Zoals gezegd bevestigen de resultaten van al deze blootstellingstudies ons in het beeld dat een MiniContainment-sanering absoluut veilig is, wanneer men deze gebruikt zoals wij deze methode voorschrijven.
Sterker nog: wij zijn van mening dat een MiniContainment sanering zelfs veel veiliger is dan een sanering m.b.v. een traditioneel containment of een saneermethode waarbij geen containment wordt gebruikt, maar enkel vezelemissie-beperkende bronmaatregelen.
Wij zijn ook van mening dat de MiniContainment methode gezien zou moeten worden als best beschikbare techniek / stand der techniek / stand der wetenschap.
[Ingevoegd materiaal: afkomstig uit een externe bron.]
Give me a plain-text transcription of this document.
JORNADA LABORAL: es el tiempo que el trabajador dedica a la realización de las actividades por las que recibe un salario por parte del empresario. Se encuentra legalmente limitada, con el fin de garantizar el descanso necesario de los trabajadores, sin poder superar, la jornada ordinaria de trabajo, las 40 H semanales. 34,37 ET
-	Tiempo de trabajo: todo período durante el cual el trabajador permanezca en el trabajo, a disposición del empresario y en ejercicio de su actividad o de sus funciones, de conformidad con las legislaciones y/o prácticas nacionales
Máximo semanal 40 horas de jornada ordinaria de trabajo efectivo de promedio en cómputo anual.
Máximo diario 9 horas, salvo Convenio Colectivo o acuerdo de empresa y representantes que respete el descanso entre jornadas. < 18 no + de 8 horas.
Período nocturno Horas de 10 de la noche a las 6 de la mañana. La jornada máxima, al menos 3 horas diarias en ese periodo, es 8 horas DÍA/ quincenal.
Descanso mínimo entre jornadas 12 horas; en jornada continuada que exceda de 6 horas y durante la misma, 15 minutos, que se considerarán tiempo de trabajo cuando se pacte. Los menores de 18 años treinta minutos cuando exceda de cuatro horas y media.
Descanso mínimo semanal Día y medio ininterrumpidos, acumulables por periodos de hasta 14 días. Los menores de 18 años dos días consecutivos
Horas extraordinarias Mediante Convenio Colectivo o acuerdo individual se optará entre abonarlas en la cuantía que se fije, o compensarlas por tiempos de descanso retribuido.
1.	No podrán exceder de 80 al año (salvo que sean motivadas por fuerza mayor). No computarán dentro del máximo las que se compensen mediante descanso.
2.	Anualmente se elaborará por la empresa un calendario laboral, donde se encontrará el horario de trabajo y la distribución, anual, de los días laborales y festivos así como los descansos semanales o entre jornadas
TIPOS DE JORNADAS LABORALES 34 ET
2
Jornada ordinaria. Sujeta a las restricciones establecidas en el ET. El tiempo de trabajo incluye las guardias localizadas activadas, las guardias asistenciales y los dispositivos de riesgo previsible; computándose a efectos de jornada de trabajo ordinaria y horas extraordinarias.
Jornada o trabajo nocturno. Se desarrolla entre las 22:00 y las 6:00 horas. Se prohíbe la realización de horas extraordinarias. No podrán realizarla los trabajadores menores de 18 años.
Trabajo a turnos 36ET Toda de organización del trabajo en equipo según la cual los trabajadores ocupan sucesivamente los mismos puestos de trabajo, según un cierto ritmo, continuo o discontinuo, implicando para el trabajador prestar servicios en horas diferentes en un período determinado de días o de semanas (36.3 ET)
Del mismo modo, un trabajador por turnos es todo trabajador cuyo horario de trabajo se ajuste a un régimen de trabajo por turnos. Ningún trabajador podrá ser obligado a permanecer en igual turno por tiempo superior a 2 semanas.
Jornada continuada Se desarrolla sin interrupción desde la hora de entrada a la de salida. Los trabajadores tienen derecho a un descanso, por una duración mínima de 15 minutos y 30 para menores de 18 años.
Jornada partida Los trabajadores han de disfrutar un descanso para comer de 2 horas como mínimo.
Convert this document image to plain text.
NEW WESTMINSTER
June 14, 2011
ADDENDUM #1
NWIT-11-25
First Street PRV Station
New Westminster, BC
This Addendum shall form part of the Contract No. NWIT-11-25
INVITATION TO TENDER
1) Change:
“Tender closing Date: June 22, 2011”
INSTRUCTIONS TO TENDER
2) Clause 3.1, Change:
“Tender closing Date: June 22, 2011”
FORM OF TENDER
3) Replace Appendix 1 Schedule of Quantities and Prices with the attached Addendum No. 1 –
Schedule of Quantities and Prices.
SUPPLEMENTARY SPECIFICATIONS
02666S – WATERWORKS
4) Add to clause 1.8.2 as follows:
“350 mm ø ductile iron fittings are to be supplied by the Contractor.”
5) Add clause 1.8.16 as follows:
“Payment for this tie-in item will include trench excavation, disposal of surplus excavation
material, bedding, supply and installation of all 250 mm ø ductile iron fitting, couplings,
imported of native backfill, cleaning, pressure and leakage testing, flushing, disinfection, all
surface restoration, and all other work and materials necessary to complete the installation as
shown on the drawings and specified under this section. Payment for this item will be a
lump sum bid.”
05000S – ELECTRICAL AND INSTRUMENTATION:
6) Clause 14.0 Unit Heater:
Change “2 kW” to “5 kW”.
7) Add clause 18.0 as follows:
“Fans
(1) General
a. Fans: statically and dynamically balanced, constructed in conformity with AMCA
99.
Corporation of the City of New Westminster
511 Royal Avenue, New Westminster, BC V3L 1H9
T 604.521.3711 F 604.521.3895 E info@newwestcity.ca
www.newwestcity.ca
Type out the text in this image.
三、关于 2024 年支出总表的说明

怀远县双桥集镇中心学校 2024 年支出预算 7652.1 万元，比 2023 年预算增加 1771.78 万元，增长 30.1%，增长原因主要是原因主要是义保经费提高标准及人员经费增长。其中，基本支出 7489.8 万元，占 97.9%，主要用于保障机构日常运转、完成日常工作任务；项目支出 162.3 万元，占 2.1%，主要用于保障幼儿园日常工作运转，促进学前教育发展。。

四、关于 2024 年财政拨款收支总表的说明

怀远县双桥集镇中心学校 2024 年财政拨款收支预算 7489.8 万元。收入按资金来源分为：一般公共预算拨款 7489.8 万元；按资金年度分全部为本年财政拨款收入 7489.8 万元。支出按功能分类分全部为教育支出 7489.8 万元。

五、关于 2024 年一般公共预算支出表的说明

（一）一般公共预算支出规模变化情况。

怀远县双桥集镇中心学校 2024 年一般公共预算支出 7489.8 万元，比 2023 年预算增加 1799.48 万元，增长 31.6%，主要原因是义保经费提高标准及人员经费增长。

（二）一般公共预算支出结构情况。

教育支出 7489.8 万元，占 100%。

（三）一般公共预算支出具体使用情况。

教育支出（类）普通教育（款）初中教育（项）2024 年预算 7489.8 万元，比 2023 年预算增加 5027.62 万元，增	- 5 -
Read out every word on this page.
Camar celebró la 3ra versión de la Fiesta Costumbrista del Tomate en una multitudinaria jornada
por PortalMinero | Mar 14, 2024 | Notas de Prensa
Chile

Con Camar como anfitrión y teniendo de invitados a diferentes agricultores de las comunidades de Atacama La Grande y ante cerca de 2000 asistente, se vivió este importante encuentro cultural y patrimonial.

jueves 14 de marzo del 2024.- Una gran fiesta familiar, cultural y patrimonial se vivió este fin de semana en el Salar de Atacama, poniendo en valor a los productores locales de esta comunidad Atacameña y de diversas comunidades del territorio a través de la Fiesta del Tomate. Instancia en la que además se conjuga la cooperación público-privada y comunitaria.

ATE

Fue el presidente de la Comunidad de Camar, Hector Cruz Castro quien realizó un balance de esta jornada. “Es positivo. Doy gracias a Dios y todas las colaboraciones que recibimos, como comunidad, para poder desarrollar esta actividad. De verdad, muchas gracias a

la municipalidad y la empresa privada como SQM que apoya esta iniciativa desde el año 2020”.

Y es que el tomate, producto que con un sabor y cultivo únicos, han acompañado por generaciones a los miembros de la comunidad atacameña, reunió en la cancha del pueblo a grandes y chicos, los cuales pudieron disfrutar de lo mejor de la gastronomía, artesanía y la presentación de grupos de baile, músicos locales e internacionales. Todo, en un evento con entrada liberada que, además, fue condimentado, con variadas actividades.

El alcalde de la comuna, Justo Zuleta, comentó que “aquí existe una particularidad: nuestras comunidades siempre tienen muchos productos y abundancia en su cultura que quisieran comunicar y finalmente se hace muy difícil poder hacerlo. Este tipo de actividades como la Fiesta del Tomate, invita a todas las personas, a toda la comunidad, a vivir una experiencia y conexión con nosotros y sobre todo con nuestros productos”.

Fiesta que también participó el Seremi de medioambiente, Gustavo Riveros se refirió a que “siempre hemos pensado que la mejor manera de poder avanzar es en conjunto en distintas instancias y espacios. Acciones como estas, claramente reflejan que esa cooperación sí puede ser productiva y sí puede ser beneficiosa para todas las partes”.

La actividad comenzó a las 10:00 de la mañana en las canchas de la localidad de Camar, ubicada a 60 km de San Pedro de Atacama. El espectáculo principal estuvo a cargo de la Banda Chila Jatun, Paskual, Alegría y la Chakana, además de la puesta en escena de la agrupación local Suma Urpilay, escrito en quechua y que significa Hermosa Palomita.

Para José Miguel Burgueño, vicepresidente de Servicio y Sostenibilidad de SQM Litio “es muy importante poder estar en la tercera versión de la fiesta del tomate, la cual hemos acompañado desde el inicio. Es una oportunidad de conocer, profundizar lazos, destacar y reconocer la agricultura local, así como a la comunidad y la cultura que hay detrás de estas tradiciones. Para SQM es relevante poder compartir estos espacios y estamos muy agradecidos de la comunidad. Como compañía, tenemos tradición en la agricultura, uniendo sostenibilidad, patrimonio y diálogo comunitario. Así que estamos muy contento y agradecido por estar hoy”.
Wij zijn deze mening vooral toegedaan omdat de MiniContainment methode ervoor zorgt dat “mens en milieu” op een zeer efficiënte wijze worden gescheiden van de bron, te weten de (mogelijk) vrijkomende asbestvezels gedurende een sanering, ook wanneer er sprake is van onvoorziene omstandigheden zoals bijvoorbeeld stroomuitval of een defect apparaat.
Daarnaast sluit de MiniContainment methode wat ons betreft ook volledig en meer dan andere saneermethodes aan bij de zogenaamde “ Arbeidshygiënische strategie“ , de strategie waar de Arbeidsomstandighedenregeling met name op gestoeld is!
Mede naar aanleiding van de conclusies die TNO heeft getrokken, als ook vanwege de aangekondigde herziening in het Nederlandse asbeststelsel, waarbij nadrukkelijk aandacht komt voor het stimuleren van innovatie, beraden wij ons de komende periode over het vraagstuk op welke wijze wij als innovatieve methode opgenomen kunnen worden in dat herziene asbeststelsel. We zijn hierover in gesprek met de desbetreffende overlegorganen en instanties.